Third, I thought of my wife. Several years back, she was unable to carry two of our children to term. We lost both of them. I won’t give you all the details, because this is not about us, but about something that affects civilization–if we call it that anymore. At any rate, after several weeks of pregnancy, we had been to the doctor, and we had those proud moments when we bring ultrasound pictures back and display them on our refrigerator. But those children were not to be born. I suffered in a way that defies language. But it was nothing to compare with what I saw my wife suffer and endure. She still grows silent around the time their birthdays would have been.
How do these three things relate? How do they cohere? I pulled off the road because my stomach hurt. It hurt in a way that was visceral. Today brought up some of the greatest pains I have ever known: the horrors of witnessing the remains evil men unleashed upon other men, women, and children in the 1930s and 1940s in Europe—because of a secular worldview; and the horrors of seeing my family’s children die in their mother’s womb, and our praying for God to save them, to deliver them to us healthy; and an American actress boast of multiple abortions to an audience who applauded.

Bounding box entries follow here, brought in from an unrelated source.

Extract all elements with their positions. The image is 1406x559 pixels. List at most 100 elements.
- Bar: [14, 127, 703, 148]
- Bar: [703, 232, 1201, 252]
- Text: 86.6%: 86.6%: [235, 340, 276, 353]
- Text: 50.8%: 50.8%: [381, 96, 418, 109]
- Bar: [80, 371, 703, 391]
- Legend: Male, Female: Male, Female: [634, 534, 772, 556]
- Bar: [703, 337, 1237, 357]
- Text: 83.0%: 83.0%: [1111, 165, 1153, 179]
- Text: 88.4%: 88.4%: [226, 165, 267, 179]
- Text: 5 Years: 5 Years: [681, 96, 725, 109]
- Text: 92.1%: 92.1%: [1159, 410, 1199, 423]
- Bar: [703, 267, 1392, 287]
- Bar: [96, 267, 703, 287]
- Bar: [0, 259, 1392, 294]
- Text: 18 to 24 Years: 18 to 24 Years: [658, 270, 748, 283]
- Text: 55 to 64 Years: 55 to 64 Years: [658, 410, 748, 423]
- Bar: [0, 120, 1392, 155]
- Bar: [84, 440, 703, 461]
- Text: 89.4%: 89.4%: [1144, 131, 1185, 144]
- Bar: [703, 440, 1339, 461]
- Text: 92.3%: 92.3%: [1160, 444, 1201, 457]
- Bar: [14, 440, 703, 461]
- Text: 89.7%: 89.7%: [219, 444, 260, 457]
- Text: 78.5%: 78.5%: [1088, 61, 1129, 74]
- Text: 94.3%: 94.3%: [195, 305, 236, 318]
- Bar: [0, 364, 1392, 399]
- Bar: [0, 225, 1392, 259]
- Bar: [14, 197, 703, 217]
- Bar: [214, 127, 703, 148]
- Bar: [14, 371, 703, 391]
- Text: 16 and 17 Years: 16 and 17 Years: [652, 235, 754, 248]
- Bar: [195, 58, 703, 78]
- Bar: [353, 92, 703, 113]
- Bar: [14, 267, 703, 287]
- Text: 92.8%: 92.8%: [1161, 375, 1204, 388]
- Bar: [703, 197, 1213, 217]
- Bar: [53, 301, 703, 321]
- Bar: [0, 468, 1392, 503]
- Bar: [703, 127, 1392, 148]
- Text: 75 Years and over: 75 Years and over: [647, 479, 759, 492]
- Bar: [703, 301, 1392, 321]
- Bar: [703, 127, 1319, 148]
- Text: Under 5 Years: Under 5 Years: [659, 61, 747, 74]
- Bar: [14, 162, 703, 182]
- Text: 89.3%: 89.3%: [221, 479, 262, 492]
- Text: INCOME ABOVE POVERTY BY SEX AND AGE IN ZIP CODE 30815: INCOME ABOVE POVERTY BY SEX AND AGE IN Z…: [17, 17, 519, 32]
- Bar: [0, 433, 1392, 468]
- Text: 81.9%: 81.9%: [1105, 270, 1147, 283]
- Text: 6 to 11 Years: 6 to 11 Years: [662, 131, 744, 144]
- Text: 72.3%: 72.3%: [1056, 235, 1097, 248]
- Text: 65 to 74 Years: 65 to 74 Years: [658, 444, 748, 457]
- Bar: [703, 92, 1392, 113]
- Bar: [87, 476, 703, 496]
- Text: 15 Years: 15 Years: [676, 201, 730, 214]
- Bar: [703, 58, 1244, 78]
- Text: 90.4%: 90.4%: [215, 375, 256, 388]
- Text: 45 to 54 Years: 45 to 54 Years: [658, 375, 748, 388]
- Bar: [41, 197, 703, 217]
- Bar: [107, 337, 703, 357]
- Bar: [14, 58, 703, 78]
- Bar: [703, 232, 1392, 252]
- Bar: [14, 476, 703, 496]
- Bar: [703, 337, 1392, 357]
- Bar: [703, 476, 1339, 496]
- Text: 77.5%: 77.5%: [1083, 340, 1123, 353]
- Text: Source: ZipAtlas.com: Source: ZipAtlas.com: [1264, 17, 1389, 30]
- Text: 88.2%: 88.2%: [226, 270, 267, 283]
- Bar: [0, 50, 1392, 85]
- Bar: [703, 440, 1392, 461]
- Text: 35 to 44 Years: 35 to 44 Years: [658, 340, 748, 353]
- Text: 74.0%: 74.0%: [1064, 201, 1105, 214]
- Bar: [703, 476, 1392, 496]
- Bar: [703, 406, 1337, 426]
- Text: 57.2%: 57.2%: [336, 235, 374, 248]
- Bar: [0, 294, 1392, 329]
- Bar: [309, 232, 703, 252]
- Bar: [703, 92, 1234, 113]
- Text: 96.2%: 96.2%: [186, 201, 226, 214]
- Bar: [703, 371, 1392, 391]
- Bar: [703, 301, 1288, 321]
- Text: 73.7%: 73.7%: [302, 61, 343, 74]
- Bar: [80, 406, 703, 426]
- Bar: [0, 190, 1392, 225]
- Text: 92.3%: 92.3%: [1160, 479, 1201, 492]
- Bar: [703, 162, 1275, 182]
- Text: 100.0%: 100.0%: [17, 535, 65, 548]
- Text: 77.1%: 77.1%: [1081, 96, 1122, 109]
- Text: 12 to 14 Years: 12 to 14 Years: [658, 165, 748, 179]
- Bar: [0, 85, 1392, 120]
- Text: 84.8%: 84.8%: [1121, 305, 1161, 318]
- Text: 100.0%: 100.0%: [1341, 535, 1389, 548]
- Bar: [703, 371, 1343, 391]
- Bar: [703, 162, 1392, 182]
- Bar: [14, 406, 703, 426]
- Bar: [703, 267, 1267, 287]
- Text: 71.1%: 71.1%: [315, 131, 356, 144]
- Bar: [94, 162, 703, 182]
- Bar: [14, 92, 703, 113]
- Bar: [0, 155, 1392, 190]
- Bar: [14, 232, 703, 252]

What did I do? I pulled over. I tried to pray. But I wept. I lamented our barbarism. I saw the irony of how we deploy soldiers to save our fellow men from hurricanes, but we murder our sons and daughters in the womb. Barbarism. And I wept and prayed some more.
I wanted to write of literary things, or of history, or of theological interests again. But today I could not. Some things are too important; silence is not my choice.